Question

The block (0.045 kg) with the bullet (0.005 kg) then moved into a circular loop in the manner of a roller coaster at the given speed of 20.0 m/s.

If the block is barely able to pass through the top of the loop in a circular motion, what is the loop radius?

Answer 1

Answer 2

To find the radius of the circular loop, we need to consider the forces acting on the block and bullet when they are at the top of the loop.

At the top of the loop, the block and bullet experience two main forces:

1. Gravitational force (weight): This force acts downwards and is given by the formula F_gravity = (m_block + m_bullet) * g, where m_block is the mass of the block, m_bullet is the mass of the bullet, and g is the acceleration due to gravity (approximately 9.8 m/s²).

2. Centripetal force: This force acts inward toward the center of the circular loop and is responsible for keeping the block and bullet moving in a circular path. It is given by the formula F_centripetal = (m_block + m_bullet) * v² / r, where v is the speed of the block and bullet and r is the radius of the circular loop.

At the top of the loop, the centripetal force must be greater than or equal to the gravitational force to ensure that the block and bullet remain in contact with the loop and do not fall off.

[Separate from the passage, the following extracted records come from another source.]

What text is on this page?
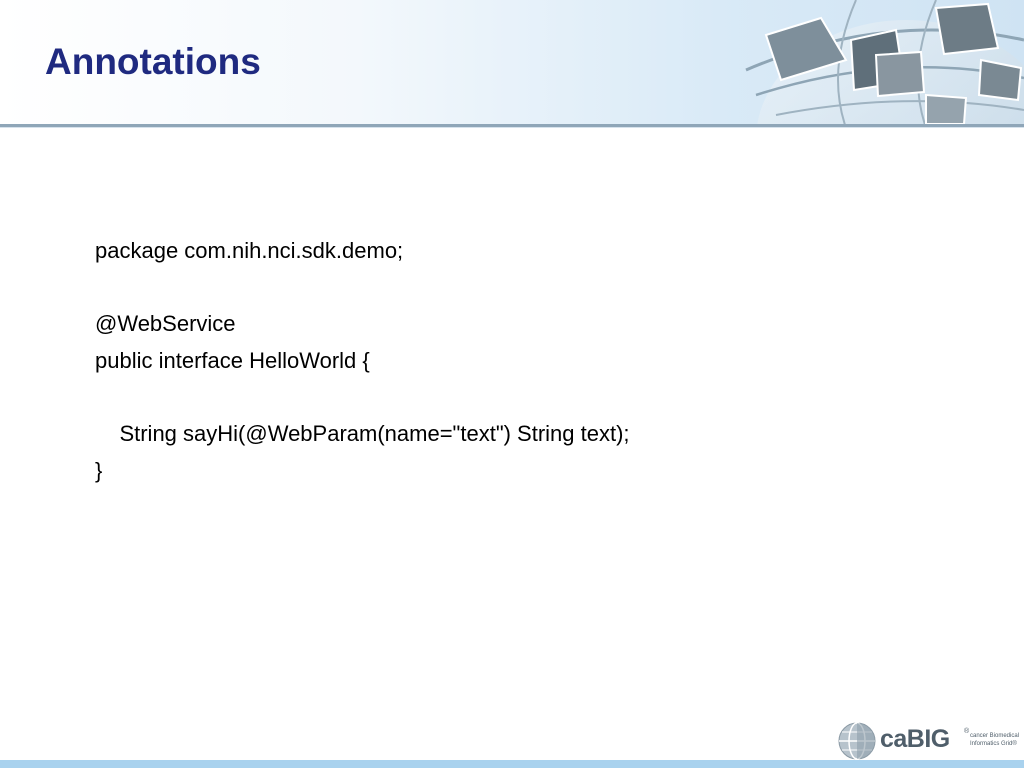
Annotations
package com.nih.nci.sdk.demo;
@WebService
public interface HelloWorld {
String sayHi(@WebParam(name="text") String text);
}
caBIG ®
cancer Biomedical Informatics Grid®
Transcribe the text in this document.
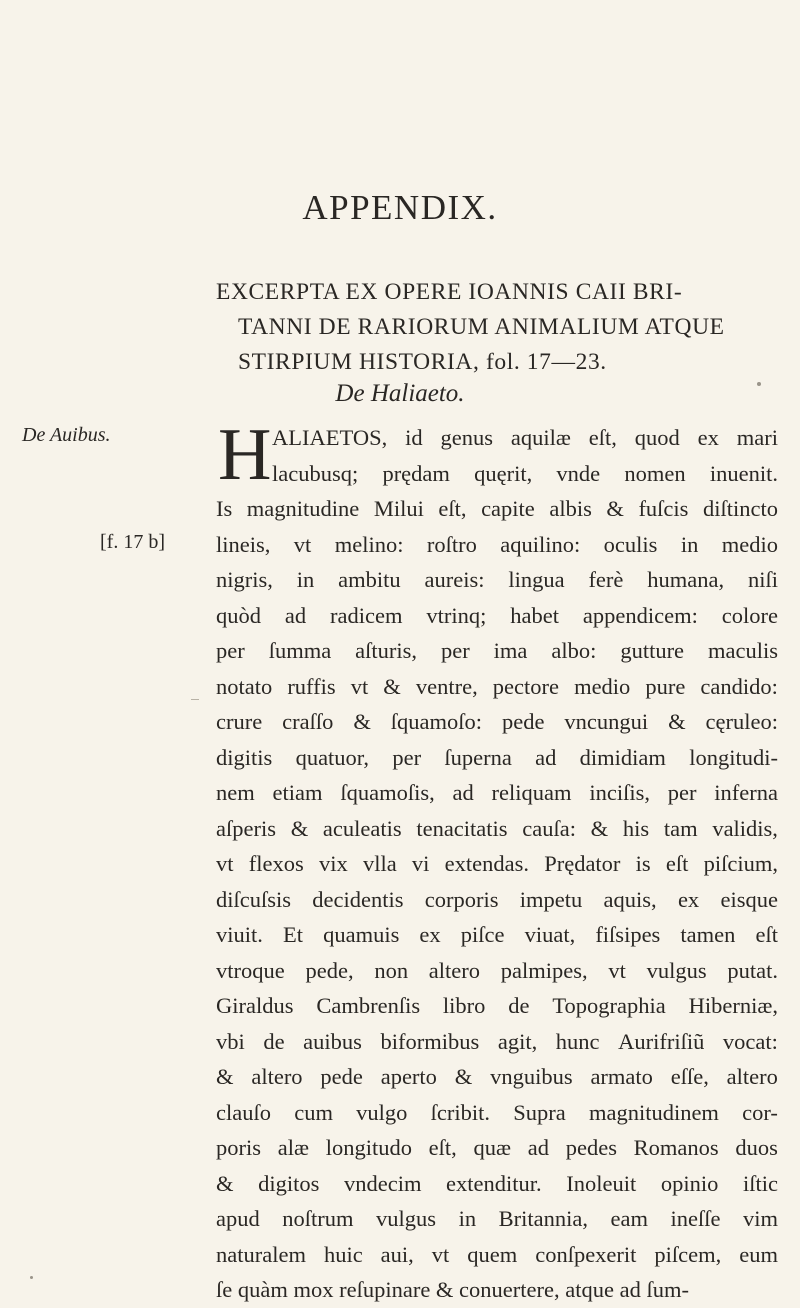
APPENDIX.
EXCERPTA EX OPERE IOANNIS CAII BRI-
TANNI DE RARIORUM ANIMALIUM ATQUE
STIRPIUM HISTORIA, fol. 17—23.
De Haliaeto.
De Auibus.
[f. 17 b]
H ALIAETOS, id genus aquilæ eſt, quod ex mari
lacubusq; prędam quęrit, vnde nomen inuenit.
Is magnitudine Milui eſt, capite albis & fuſcis diſtincto
lineis, vt melino: roſtro aquilino: oculis in medio
nigris, in ambitu aureis: lingua ferè humana, niſi
quòd ad radicem vtrinq; habet appendicem: colore
per ſumma aſturis, per ima albo: gutture maculis
notato ruffis vt & ventre, pectore medio pure candido:
crure craſſo & ſquamoſo: pede vncungui & cęruleo:
digitis quatuor, per ſuperna ad dimidiam longitudi-
nem etiam ſquamoſis, ad reliquam inciſis, per inferna
aſperis & aculeatis tenacitatis cauſa: & his tam validis,
vt flexos vix vlla vi extendas. Prędator is eſt piſcium,
diſcuſsis decidentis corporis impetu aquis, ex eisque
viuit. Et quamuis ex piſce viuat, fiſsipes tamen eſt
vtroque pede, non altero palmipes, vt vulgus putat.
Giraldus Cambrenſis libro de Topographia Hiberniæ,
vbi de auibus biformibus agit, hunc Aurifriſiũ vocat:
& altero pede aperto & vnguibus armato eſſe, altero
clauſo cum vulgo ſcribit. Supra magnitudinem cor-
poris alæ longitudo eſt, quæ ad pedes Romanos duos
& digitos vndecim extenditur. Inoleuit opinio iſtic
apud noſtrum vulgus in Britannia, eam ineſſe vim
naturalem huic aui, vt quem conſpexerit piſcem, eum
ſe quàm mox reſupinare & conuertere, atque ad ſum-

Therefore, we have the following inequality:

F_centripetal ≥ F_gravity

Substitute the expressions for F_centripetal and F_gravity:

(m_block + m_bullet) * v² / r ≥ (m_block + m_bullet) * g

Now, solve for the radius (r):

v² / r ≥ g

r ≤ v² / g

Given that v = 20.0 m/s and g ≈ 9.8 m/s², we can calculate the maximum radius:

r ≤ (20.0 m/s)² / 9.8 m/s² ≈ 40.82 m

Therefore, the radius of the circular loop must be less than or equal to approximately 40.82 meters to ensure that the block and bullet can pass through the top of the loop in a circular motion without falling off.